20.01.2017, Ein guter Ansatz

EIN deutsches Fleischlabel

Eine einheitliche gesetzliche Regelung für Fleischlabel – das fordert der VerbraucherService Bayern im KDFB e.V. (VSB) schon lange. Daher begrüßt der VSB die Initiative von Bundesernährungsminister Christian Schmidt. Allerdinge wäre es im Interesse des Verbrauchers ein derartiges Siegel möglichst schnell einzuführen.

EIN deutsches Fleischlabel
Foto: © intermac - pixabay.com

Bisher ist wenig Konkretes vorhanden. Es ist ein zweistufiges Siegel geplant mit Standard- und Premiumstufe. Alle Schritte der Tierhaltung , von der Mast bis zur Schlachtung sollen erfasst sein. Dafür werden jeweils spezielle Anforderungen definiert. Bei der artgerechten Haltung beispielsweise in Bezug auf Platz, Stroh, Futter oder Beschäftigungsmöglichkeiten für Tiere. Diese Bedingungen sollen deutlich über den gesetzlichen Vorgaben liegen.
Geplant ist das Label vorerst für Schweine und Geflügel, Rindfleisch soll erst später einbezogen werden. Die Produkte sollen an jeder Ladentheke zu haben sein. Der Verbraucher kann sich dann entscheiden, ob er mehr Geld ausgibt für Fleisch aus artgerechter Tierhaltung.
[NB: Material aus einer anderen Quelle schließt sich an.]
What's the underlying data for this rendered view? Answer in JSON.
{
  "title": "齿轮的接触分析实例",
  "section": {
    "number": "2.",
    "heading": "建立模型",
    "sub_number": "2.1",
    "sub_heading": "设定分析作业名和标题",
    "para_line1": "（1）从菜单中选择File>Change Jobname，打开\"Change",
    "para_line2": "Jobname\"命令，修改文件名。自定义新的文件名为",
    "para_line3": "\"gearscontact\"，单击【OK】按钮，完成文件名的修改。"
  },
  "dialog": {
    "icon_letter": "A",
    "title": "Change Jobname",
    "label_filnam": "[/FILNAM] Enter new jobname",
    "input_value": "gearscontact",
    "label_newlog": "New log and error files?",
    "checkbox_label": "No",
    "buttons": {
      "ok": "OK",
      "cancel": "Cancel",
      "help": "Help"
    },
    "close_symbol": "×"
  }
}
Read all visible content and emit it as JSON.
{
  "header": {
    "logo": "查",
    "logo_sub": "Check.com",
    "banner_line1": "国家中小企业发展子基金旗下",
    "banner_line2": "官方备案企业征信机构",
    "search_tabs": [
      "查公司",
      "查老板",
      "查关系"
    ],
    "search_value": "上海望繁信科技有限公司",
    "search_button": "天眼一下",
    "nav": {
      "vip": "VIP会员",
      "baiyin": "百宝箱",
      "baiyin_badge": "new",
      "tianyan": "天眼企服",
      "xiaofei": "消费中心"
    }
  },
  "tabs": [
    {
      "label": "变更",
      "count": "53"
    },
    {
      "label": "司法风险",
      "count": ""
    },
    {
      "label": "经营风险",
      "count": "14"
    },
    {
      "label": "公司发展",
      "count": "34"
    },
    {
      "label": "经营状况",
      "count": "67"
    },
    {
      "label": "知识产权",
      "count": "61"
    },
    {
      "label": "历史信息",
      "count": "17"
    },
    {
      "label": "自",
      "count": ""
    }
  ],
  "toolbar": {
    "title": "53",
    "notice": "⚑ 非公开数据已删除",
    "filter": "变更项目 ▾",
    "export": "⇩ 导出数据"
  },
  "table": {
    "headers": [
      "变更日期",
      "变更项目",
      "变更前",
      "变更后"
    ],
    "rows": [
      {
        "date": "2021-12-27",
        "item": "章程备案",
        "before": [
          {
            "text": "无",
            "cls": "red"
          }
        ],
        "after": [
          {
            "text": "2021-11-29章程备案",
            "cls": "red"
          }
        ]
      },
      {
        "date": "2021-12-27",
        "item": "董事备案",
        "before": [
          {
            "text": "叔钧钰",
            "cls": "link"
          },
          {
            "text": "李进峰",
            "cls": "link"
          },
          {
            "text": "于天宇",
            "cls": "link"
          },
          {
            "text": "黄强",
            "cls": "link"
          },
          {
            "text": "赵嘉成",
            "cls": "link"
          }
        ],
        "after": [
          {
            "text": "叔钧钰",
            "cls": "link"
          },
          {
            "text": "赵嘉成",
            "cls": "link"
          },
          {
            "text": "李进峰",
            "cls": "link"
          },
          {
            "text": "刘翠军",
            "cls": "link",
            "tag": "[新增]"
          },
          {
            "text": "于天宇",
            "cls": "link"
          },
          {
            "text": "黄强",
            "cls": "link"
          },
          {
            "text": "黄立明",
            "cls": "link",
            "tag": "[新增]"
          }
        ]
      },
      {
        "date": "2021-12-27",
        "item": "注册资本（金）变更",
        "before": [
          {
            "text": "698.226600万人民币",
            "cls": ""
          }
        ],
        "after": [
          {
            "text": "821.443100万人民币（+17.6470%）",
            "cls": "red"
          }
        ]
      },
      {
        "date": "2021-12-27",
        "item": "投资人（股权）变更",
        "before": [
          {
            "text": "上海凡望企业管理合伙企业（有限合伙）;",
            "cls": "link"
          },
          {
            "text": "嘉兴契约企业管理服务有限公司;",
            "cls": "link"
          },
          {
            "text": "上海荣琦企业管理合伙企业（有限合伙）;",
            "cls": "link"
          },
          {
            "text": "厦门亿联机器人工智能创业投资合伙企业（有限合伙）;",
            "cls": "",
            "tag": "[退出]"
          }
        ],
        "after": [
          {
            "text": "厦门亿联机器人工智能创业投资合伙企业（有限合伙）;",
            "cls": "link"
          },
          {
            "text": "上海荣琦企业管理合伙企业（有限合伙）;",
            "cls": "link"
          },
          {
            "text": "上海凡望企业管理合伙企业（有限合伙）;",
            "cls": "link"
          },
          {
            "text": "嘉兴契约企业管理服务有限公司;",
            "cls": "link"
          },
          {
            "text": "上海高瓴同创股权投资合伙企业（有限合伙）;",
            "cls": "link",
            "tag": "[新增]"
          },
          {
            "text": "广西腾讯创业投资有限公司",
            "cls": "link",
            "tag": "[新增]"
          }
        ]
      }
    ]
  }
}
Aus Sicht des VSB ist es problematisch, dass das Label freiwillig sein soll. Ein verpflichtendes mindestens 3-stufiges Label zum Beispiel - Konventionell – mehr Tierwohl – Bio - ist die bessere Alternative. Außerdem muss das neue Label Kriterien enthalten mit denen man das Wohlergehen des Tieres messen kann. Dazu zählen beispielsweise Verletzungen, Erkrankungen, Antibiotikaeinsätze oder ähnliches.